Kezalik, saadet-i dareyn için tesis ettiği esaslarda isabet etmiş olduğu ve izhar ettiği kavaidin, hakikatle muttasıl ve hakkaniyetle yapışık olduğu, bütün alemce mazhar-ı kabul ve tasdik olmuş ve olmaktadır.
İhtar
: O zatın (a.s.m.) ahval ve harekatı birer birer, yani tek tek onun sıdk ve hakkaniyetini gösterirse, heyet-i mecmuası onun sıdk-ı nübüvvetine öyle bir delil olur ki, şeytanları bile tasdike mecbur eder.
ÜÇÜNCÜ MESELE
O zatın (a.s.m.) sıdk-ı nübüvvetini yazıp tasdik eden birkaç sayfa vardır.
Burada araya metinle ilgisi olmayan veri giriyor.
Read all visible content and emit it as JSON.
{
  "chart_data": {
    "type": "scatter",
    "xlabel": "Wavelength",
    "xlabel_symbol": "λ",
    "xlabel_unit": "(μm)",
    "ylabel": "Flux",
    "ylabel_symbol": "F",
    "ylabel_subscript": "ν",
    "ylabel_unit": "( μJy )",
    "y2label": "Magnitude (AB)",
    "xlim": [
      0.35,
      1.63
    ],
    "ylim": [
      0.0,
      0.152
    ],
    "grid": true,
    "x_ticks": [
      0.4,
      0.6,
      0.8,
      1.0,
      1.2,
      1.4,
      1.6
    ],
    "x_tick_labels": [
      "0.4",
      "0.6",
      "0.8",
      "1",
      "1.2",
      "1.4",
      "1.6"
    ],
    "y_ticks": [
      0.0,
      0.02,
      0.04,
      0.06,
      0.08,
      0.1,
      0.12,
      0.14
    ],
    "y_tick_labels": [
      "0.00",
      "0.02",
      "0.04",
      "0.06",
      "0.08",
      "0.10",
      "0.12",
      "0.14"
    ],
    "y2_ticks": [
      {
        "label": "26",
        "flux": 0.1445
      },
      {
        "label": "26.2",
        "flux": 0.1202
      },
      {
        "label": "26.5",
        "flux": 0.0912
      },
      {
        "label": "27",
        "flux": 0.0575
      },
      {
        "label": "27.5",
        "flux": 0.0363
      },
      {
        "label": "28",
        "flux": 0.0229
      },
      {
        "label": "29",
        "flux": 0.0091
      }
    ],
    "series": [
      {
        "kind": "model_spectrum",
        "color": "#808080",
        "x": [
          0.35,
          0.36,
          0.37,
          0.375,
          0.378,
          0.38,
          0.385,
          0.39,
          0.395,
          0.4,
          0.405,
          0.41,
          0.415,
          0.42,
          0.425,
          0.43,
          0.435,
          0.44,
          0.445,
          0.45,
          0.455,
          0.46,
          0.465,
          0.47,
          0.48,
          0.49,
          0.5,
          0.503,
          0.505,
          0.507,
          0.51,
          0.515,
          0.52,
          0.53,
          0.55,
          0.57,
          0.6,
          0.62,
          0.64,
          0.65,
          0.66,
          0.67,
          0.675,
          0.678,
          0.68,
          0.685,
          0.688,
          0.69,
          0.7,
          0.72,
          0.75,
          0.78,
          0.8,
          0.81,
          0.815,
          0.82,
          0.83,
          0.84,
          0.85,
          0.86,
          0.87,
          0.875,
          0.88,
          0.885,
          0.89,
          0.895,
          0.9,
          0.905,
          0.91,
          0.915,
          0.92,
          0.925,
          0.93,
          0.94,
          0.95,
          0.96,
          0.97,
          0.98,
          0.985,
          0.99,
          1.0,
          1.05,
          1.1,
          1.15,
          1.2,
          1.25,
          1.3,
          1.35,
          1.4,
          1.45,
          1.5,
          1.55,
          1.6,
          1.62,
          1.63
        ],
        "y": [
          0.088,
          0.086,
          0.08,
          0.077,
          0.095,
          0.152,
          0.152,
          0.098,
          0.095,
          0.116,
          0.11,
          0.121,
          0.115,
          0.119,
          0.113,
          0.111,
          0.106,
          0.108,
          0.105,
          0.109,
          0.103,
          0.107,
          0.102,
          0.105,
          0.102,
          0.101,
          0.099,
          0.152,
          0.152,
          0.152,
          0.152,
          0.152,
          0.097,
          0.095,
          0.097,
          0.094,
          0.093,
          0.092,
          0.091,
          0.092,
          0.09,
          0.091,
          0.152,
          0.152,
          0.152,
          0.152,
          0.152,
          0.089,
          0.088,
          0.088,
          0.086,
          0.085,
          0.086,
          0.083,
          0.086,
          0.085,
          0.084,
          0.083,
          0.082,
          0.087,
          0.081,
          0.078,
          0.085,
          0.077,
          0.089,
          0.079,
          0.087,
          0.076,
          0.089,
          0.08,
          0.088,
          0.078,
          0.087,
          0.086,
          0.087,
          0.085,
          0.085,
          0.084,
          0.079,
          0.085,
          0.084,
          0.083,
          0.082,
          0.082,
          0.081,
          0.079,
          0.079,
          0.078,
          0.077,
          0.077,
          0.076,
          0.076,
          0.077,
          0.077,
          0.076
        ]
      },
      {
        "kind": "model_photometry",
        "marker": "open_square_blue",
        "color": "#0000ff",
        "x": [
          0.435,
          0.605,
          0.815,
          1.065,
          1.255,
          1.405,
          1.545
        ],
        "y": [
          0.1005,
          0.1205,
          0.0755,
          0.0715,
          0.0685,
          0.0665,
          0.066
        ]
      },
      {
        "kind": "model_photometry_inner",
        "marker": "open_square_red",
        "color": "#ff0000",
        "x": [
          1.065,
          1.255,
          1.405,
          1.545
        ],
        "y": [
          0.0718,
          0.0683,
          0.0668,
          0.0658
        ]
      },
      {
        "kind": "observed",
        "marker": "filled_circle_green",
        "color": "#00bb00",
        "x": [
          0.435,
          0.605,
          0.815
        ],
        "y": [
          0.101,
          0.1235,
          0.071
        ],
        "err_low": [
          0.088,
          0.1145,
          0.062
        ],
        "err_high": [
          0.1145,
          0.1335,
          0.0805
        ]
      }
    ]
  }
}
Pimdi o sayfaları okuyacağız.
Birinci sayfa
: O Hazretin zatıdır. Fakat bu sayfayı mütalaadan evvel, dört nükteye dikkat lazımdır.
Birinci nükte:
Yani, fıtri karagözlülük, sun’i (yapma) karagözlülük gibi değildir. Yani, yapma ve sun’i olan birşey ne kadar
* "Üzülme, mahzun olma, Allah bizimle beraberdir" mealindeki Tevbe Suresi 40. Ayetten iktibas.